Deduplication of snapshots

To back up an index, a snapshot makes a copy of the index’s segments and stores them in the snapshot repository.

Indices are made up of shards. Each Elasticsearch shard is a Lucene index. Each Lucene index is divided into smaller units called segments. When you add new documents to your index, Lucene creates a new segment and writes to it. From time to time, Lucene merges smaller segments into a larger one.

Since segments are immutable, the snapshot only needs to copy any new segments created since the repository’s last snapshot.

Each snapshot is also logically independent. When you delete a snapshot, Elasticsearch only deletes the segments used exclusively by that snapshot.

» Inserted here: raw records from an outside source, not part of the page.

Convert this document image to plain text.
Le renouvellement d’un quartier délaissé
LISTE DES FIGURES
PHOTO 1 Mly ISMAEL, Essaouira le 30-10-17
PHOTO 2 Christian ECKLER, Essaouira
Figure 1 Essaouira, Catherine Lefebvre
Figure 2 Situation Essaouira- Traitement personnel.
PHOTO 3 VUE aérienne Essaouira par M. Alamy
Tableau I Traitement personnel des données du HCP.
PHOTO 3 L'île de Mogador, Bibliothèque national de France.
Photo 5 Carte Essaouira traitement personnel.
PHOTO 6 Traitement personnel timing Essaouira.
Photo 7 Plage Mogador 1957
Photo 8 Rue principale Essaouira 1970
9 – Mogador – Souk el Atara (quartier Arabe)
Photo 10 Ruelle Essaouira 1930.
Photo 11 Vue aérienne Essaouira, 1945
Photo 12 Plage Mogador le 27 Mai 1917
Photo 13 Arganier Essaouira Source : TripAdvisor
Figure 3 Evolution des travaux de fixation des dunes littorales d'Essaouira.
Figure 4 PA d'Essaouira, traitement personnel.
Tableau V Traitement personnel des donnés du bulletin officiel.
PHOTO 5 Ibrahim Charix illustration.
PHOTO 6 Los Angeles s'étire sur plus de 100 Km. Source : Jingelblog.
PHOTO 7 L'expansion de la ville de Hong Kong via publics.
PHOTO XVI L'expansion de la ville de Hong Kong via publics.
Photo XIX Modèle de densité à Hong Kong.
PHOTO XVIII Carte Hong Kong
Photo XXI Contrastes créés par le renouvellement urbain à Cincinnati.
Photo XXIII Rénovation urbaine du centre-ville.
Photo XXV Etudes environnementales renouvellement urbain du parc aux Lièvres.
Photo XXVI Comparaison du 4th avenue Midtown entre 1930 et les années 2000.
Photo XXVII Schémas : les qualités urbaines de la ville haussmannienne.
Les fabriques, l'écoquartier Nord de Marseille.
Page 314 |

Elasticsearch doesn’t delete segments that are still used by other snapshots in the repository.

Let’s go through this example to get a better understanding.

  • Suppose we take a snapshot (snap1) of a simple index with one shard and two segments.
  • Some time later as new documents are indexed, a new segment C gets creates in shard0.
  • A second snapshot (snap2) will only copy the missing segment(s) to the repository.
  • Some time later, segments A, B, and C are merged, creating a new segment D.
  • When creating a new snapshot (snap3), the new segment D is copied to the repository.
  • Deleting a snapshot (snap1) only deletes segments in the repository that are no longer referenced by any other snapshot.
  • In this case, no segments are deleted from the repository.
  • Only after deleting snap2, segments A, B, and C will also be deleted from the repository.